Wolf allowed three hits and one run. He struck out seven, walked one and won for the first time since he pitched Baltimore past Tampa Bay on Sept. 13, 2012.

"Randy was great," Marlins manager Mike Redmond said. "You saw a veteran go out there and control the strike zone and change speeds and mix and match. He was able to throw all his pitches for strikes and keep them off balance."

The Rays came into the game off balance, and fell to 0-7 on their eight-game trip. They're 12 games below .500 for the first time since 2007, and their record (23-35) is the worst in the American League.

The Rays went 0 for 5 with runners in scoring position. They've scored six runs in their past five games.

"I still have a lot of faith in these guys," manager Joe Maddon said. "I'm not wavering on that whatsoever. It's just the particular moment we're in right now. We're going to turn this thing around."

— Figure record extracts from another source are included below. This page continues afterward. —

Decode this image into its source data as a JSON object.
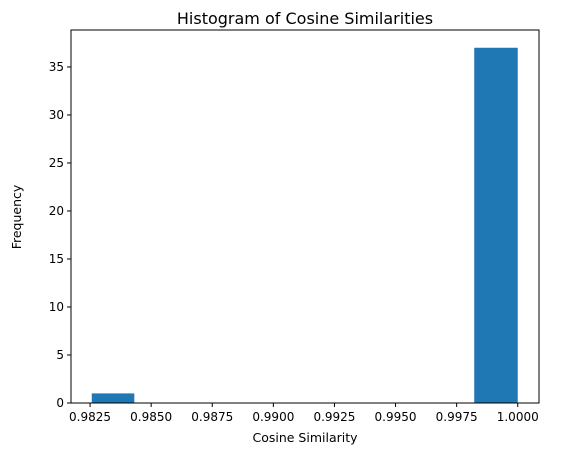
{
  "chart_data": {
    "type": "bar",
    "title": "Histogram of Cosine Similarities",
    "xlabel": "Cosine Similarity",
    "ylabel": "Frequency",
    "xlim": [
      0.98172,
      1.00087
    ],
    "ylim": [
      0,
      38.85
    ],
    "grid": false,
    "bins": [
      {
        "x0": 0.98257,
        "x1": 0.98431,
        "count": 1
      },
      {
        "x0": 0.98431,
        "x1": 0.98604,
        "count": 0
      },
      {
        "x0": 0.98604,
        "x1": 0.98778,
        "count": 0
      },
      {
        "x0": 0.98778,
        "x1": 0.98952,
        "count": 0
      },
      {
        "x0": 0.98952,
        "x1": 0.99126,
        "count": 0
      },
      {
        "x0": 0.99126,
        "x1": 0.993,
        "count": 0
      },
      {
        "x0": 0.993,
        "x1": 0.99474,
        "count": 0
      },
      {
        "x0": 0.99474,
        "x1": 0.99648,
        "count": 0
      },
      {
        "x0": 0.99648,
        "x1": 0.99822,
        "count": 0
      },
      {
        "x0": 0.99822,
        "x1": 1.0,
        "count": 37
      }
    ],
    "x_ticks": [
      "0.9825",
      "0.9850",
      "0.9875",
      "0.9900",
      "0.9925",
      "0.9950",
      "0.9975",
      "1.0000"
    ],
    "y_ticks": [
      "0",
      "5",
      "10",
      "15",
      "20",
      "25",
      "30",
      "35"
    ],
    "bar_color": "#1f77b4"
  }
}
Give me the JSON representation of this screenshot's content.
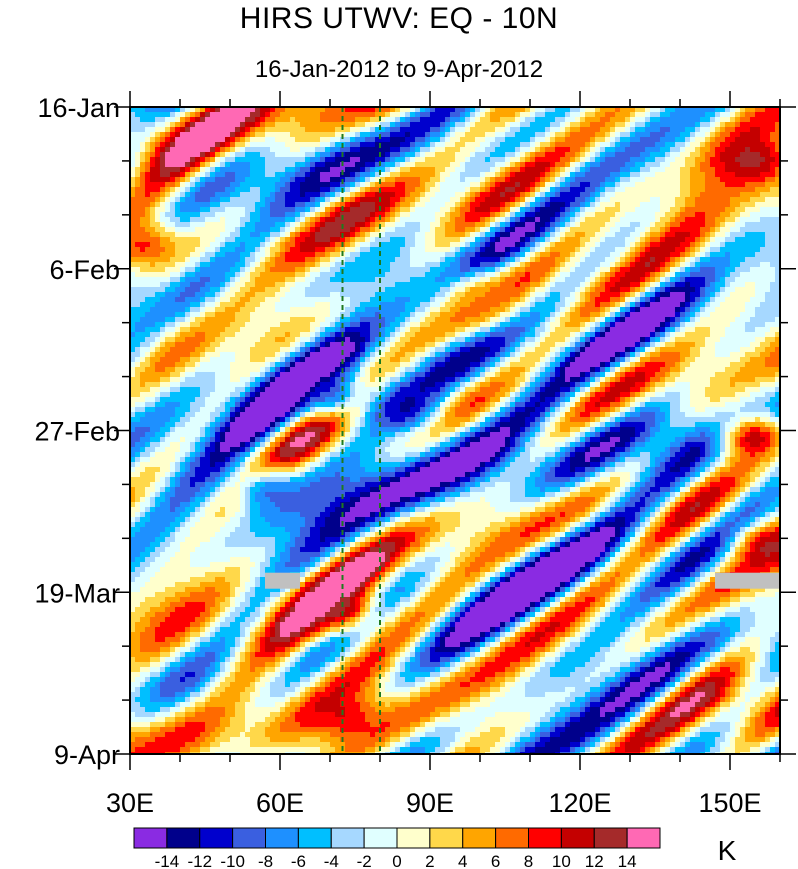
{
  "chart_data": {
    "type": "heatmap",
    "title": "HIRS UTWV: EQ - 10N",
    "subtitle": "16-Jan-2012 to 9-Apr-2012",
    "x_axis": {
      "label": "",
      "range": [
        30,
        160
      ],
      "tick_values": [
        30,
        60,
        90,
        120,
        150
      ],
      "tick_labels": [
        "30E",
        "60E",
        "90E",
        "120E",
        "150E"
      ],
      "minor_step": 10
    },
    "y_axis": {
      "label": "",
      "range_days": [
        0,
        84
      ],
      "direction": "time increases downward",
      "tick_days": [
        0,
        21,
        42,
        63,
        84
      ],
      "tick_labels": [
        "16-Jan",
        "6-Feb",
        "27-Feb",
        "19-Mar",
        "9-Apr"
      ],
      "minor_step_days": 7
    },
    "reference_lines": [
      {
        "lon": 72.5,
        "style": "dashed",
        "color": "#1f7a1f"
      },
      {
        "lon": 80,
        "style": "dashed",
        "color": "#1f7a1f"
      }
    ],
    "missing_data": [
      {
        "lon_range": [
          57,
          64
        ],
        "day": 61.5,
        "color": "#c0c0c0"
      },
      {
        "lon_range": [
          147,
          160
        ],
        "day": 61.5,
        "color": "#c0c0c0"
      }
    ],
    "colorbar": {
      "units": "K",
      "levels": [
        -14,
        -12,
        -10,
        -8,
        -6,
        -4,
        -2,
        0,
        2,
        4,
        6,
        8,
        10,
        12,
        14
      ],
      "level_labels": [
        "-14",
        "-12",
        "-10",
        "-8",
        "-6",
        "-4",
        "-2",
        "0",
        "2",
        "4",
        "6",
        "8",
        "10",
        "12",
        "14"
      ],
      "colors": [
        "#8a2be2",
        "#00008b",
        "#0000cd",
        "#3a5fe0",
        "#1e90ff",
        "#00bfff",
        "#a6d8ff",
        "#e0ffff",
        "#ffffcc",
        "#ffd84a",
        "#ffa500",
        "#ff6a00",
        "#ff0000",
        "#c40000",
        "#a52a2a",
        "#ff69b4"
      ]
    },
    "features": [
      {
        "lon": 72,
        "day": 65,
        "anomaly": 14
      },
      {
        "lon": 73,
        "day": 79,
        "anomaly": 11
      },
      {
        "lon": 155,
        "day": 7,
        "anomaly": 14
      },
      {
        "lon": 155,
        "day": 43,
        "anomaly": 14
      },
      {
        "lon": 158,
        "day": 57,
        "anomaly": 14
      },
      {
        "lon": 33,
        "day": 18,
        "anomaly": 10
      },
      {
        "lon": 85,
        "day": 39,
        "anomaly": -13
      },
      {
        "lon": 70,
        "day": 37,
        "anomaly": -11
      },
      {
        "lon": 58,
        "day": 50,
        "anomaly": -10
      },
      {
        "lon": 100,
        "day": 25,
        "anomaly": 6
      }
    ]
  }
}
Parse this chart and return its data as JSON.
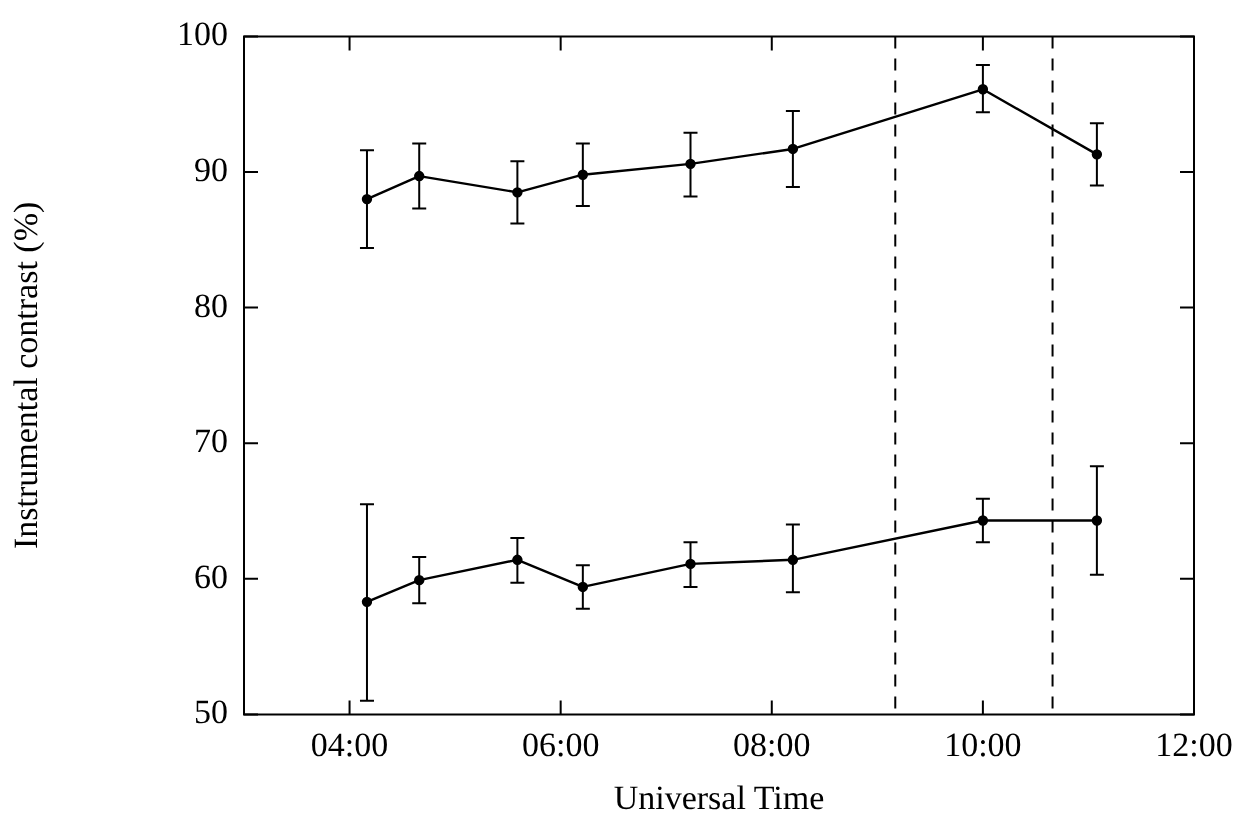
{
  "chart_data": {
    "type": "line",
    "xlabel": "Universal Time",
    "ylabel": "Instrumental contrast (%)",
    "x": [
      4.165,
      4.66,
      5.59,
      6.21,
      7.23,
      8.2,
      10.0,
      11.08
    ],
    "series": [
      {
        "color": "#000000",
        "values": [
          88.0,
          89.7,
          88.5,
          89.8,
          90.6,
          91.7,
          96.1,
          91.3
        ],
        "errors": [
          [
            84.4,
            91.6
          ],
          [
            87.3,
            92.1
          ],
          [
            86.2,
            90.8
          ],
          [
            87.5,
            92.1
          ],
          [
            88.2,
            92.9
          ],
          [
            88.9,
            94.5
          ],
          [
            94.4,
            97.9
          ],
          [
            89.0,
            93.6
          ]
        ]
      },
      {
        "color": "#000000",
        "values": [
          58.3,
          59.9,
          61.4,
          59.4,
          61.1,
          61.4,
          64.3,
          64.3
        ],
        "errors": [
          [
            51.0,
            65.5
          ],
          [
            58.2,
            61.6
          ],
          [
            59.7,
            63.0
          ],
          [
            57.8,
            61.0
          ],
          [
            59.4,
            62.7
          ],
          [
            59.0,
            64.0
          ],
          [
            62.7,
            65.9
          ],
          [
            60.3,
            68.3
          ]
        ]
      }
    ],
    "xlim": [
      3,
      12
    ],
    "xticks": [
      {
        "value": 4,
        "label": "04:00"
      },
      {
        "value": 6,
        "label": "06:00"
      },
      {
        "value": 8,
        "label": "08:00"
      },
      {
        "value": 10,
        "label": "10:00"
      },
      {
        "value": 12,
        "label": "12:00"
      }
    ],
    "ylim": [
      50,
      100
    ],
    "yticks": [
      50,
      60,
      70,
      80,
      90,
      100
    ],
    "ref_lines": [
      {
        "axis": "x",
        "value": 9.17,
        "line_style": "dashed"
      },
      {
        "axis": "x",
        "value": 10.66,
        "line_style": "dashed"
      }
    ],
    "marker": "circle",
    "line_style": "solid",
    "grid": false,
    "legend": false
  }
}
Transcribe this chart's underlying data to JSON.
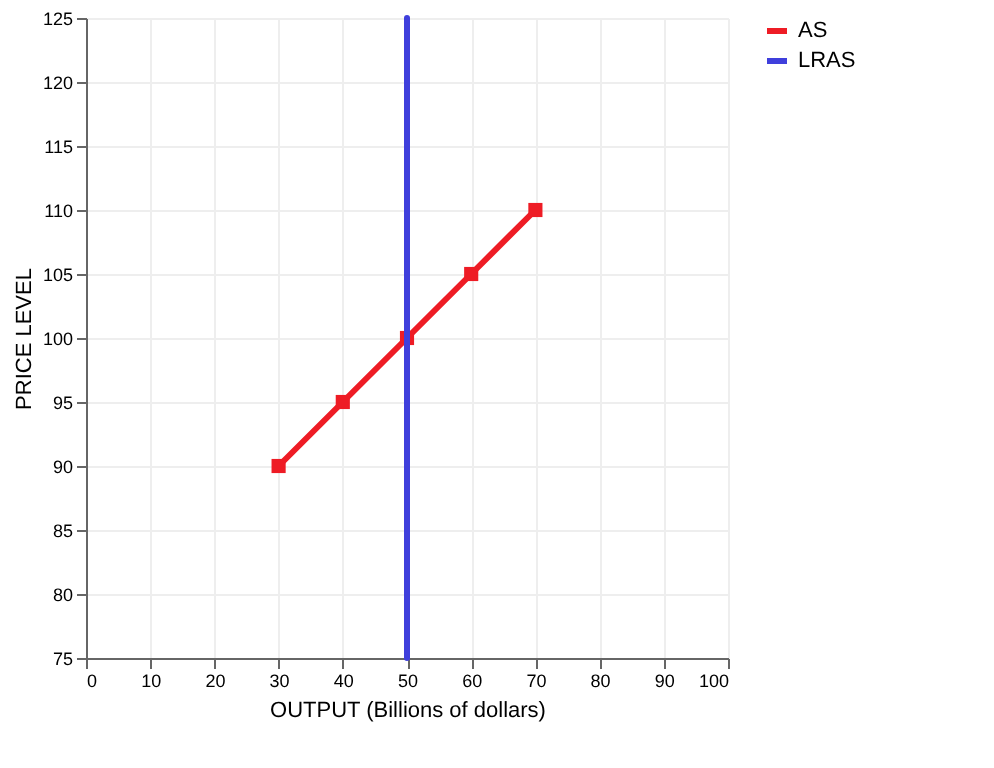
{
  "chart_data": {
    "type": "line",
    "xlabel": "OUTPUT (Billions of dollars)",
    "ylabel": "PRICE LEVEL",
    "xlim": [
      0,
      100
    ],
    "xticks": [
      0,
      10,
      20,
      30,
      40,
      50,
      60,
      70,
      80,
      90,
      100
    ],
    "ylim": [
      75,
      125
    ],
    "yticks": [
      75,
      80,
      85,
      90,
      95,
      100,
      105,
      110,
      115,
      120,
      125
    ],
    "grid": true,
    "legend": "top right",
    "series": [
      {
        "name": "AS",
        "color": "#ee1c25",
        "x": [
          30,
          40,
          50,
          60,
          70
        ],
        "values": [
          90,
          95,
          100,
          105,
          110
        ],
        "marker": "square"
      },
      {
        "name": "LRAS",
        "color": "#3f3fdc",
        "x": [
          50,
          50
        ],
        "values": [
          75,
          125
        ],
        "marker": "none"
      }
    ]
  }
}
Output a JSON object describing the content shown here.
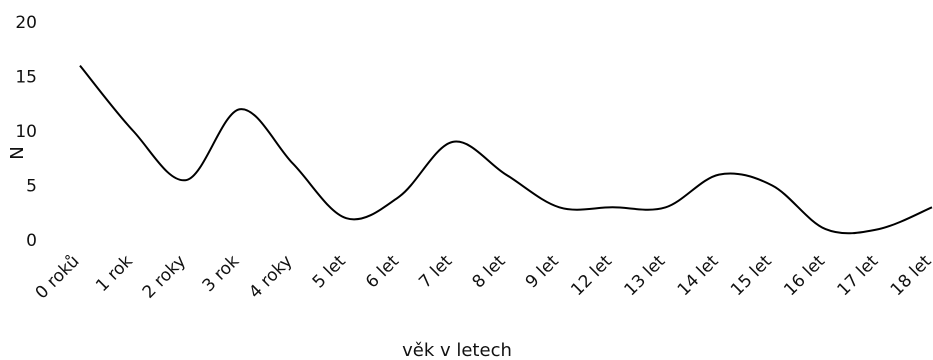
{
  "chart_data": {
    "type": "line",
    "categories": [
      "0 roků",
      "1 rok",
      "2 roky",
      "3 rok",
      "4 roky",
      "5 let",
      "6 let",
      "7 let",
      "8 let",
      "9 let",
      "12 let",
      "13 let",
      "14 let",
      "15 let",
      "16 let",
      "17 let",
      "18 let"
    ],
    "series": [
      {
        "values": [
          16,
          10,
          5.5,
          12,
          7,
          2,
          4,
          9,
          6,
          3,
          3,
          3,
          6,
          5,
          1,
          1,
          3
        ],
        "color": "#000000"
      }
    ],
    "title": "",
    "xlabel": "věk v letech",
    "ylabel": "N",
    "ylim": [
      0,
      20
    ],
    "yticks": [
      "0",
      "5",
      "10",
      "15",
      "20"
    ],
    "grid": false,
    "legend": "none"
  }
}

Four Miami relievers completed the six-hitter, and Steve Cishek pitched a perfect ninth for his 12th save in 13 chances. The Marlins, coming off a sloppy series against Atlanta, snapped a streak of four consecutive home losses as they started a four-game home-and-home series against their intrastate rivals.

"That felt more like a Marlins game we're used to watching, getting hits when we need to and the pitching staff doing their part," third baseman Casey McGehee said.